Le premier vrai choc artistique est toujours suivi d'une intense période de recherche. Je me souviens qu'après avoir visionné pour la première fois Kiki la petite sorcière, j'ai longtemps cherché à comprendre comment Miyazaki avait pu arriver si loin, si haut. La lecture de Starting Point a eu pour moi quelque chose de très personnel, mais elle parlera bien sûr très largement à ses fans ainsi qu'à ceux qui comme moi voudraient percer le mystère.
Starting Point (et sa suite, Turning Point) est ce graal, la compilation de toutes les interviews que Miyazaki ait jamais données, publiée en deux tomes et traduite en anglais par Viz.
Dans ce premier tome, Miyazaki, quoique ayant déjà une solide expérience, n'est pas encore le réalisateur de renom que l'on connaît aujourd'hui, années formatrices obligent. Les interviews de l'époque le reflètent assez bien : ce n'est pas l'artiste révéré que l'on interroge, mais l'animateur doué prêt à partager une opinion ou deux sur un point technique, un collègue ou une tendance de fond. Même une fois connu (Nausicaä a été très rapidement remarqué par le public et la critique), Miyazaki rentre très peu dans les considérations personnelles qu'on attendrait d'une biographie détaillée ou d'un tome de La vie secrète de monsieur le dessinateur. C'est d'ailleurs une excellente chose.

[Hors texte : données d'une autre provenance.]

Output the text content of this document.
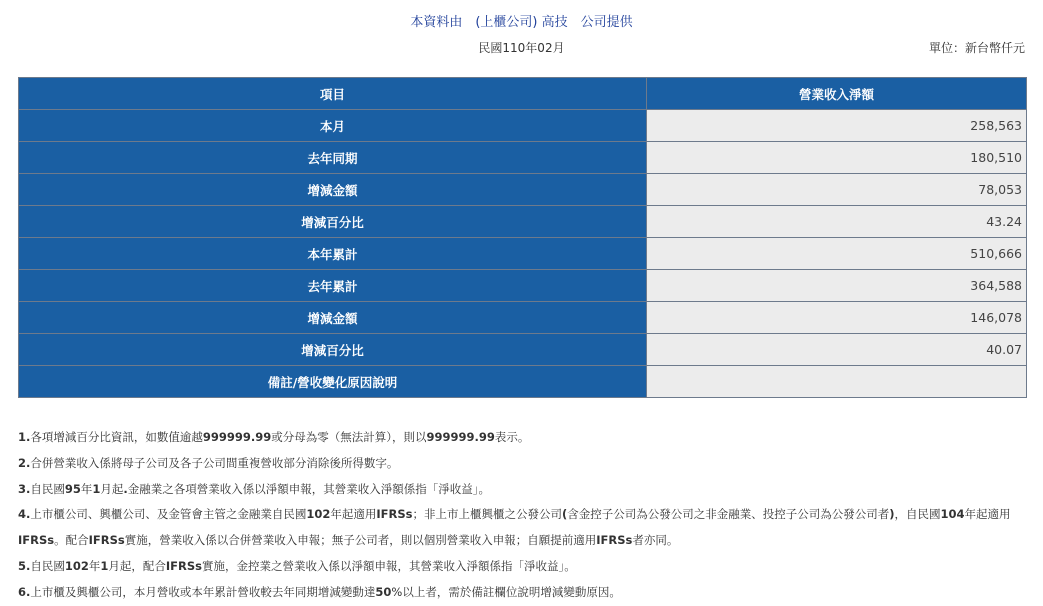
本資料由　(上櫃公司) 高技　公司提供
民國110年02月	單位：新台幣仟元
項目	營業收入淨額
本月	258,563
去年同期	180,510
增減金額	78,053
增減百分比	43.24
本年累計	510,666
去年累計	364,588
增減金額	146,078
增減百分比	40.07
備註/營收變化原因說明	

1.各項增減百分比資訊，如數值逾越999999.99或分母為零（無法計算），則以999999.99表示。

2.合併營業收入係將母子公司及各子公司間重複營收部分消除後所得數字。

3.自民國95年1月起.金融業之各項營業收入係以淨額申報，其營業收入淨額係指「淨收益」。

4.上市櫃公司、興櫃公司、及金管會主管之金融業自民國102年起適用IFRSs；非上市上櫃興櫃之公發公司(含金控子公司為公發公司之非金融業、投控子公司為公發公司者)，自民國104年起適用

IFRSs。配合IFRSs實施，營業收入係以合併營業收入申報；無子公司者，則以個別營業收入申報；自願提前適用IFRSs者亦同。

5.自民國102年1月起，配合IFRSs實施，金控業之營業收入係以淨額申報，其營業收入淨額係指「淨收益」。

6.上市櫃及興櫃公司，本月營收或本年累計營收較去年同期增減變動達50%以上者，需於備註欄位說明增減變動原因。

C'est pour moi cette approche qui fait l'échec de beaucoup des "portraits" d'aujourd'hui. A force de se concentrer sur la vie privée des grands noms, on oublie souvent que ce qui nous attire chez eux en premier lieu... c'est leur travail. Et quand il s'agit de Miyazaki, on ne va pas beaucoup plus loin chez lui que le seuil de la porte sans se prendre une aimable mais solide rebuffade.
Le principal reproche qu'il faudrait faire à Starting Point serait son choix d'une publication chronologique, donc sans thème central, et le manque de mise en contexte qui en résulte pour le lecteur peu averti. Sur quel film Miyazaki bossait-il en 1985 ? Était-il marié ? Tout se succède sans se suivre et on a du mal à trouver dans Starting Point un récit ou une évolution dans la pensée de Miyazaki qui nous permettrait de mieux le comprendre.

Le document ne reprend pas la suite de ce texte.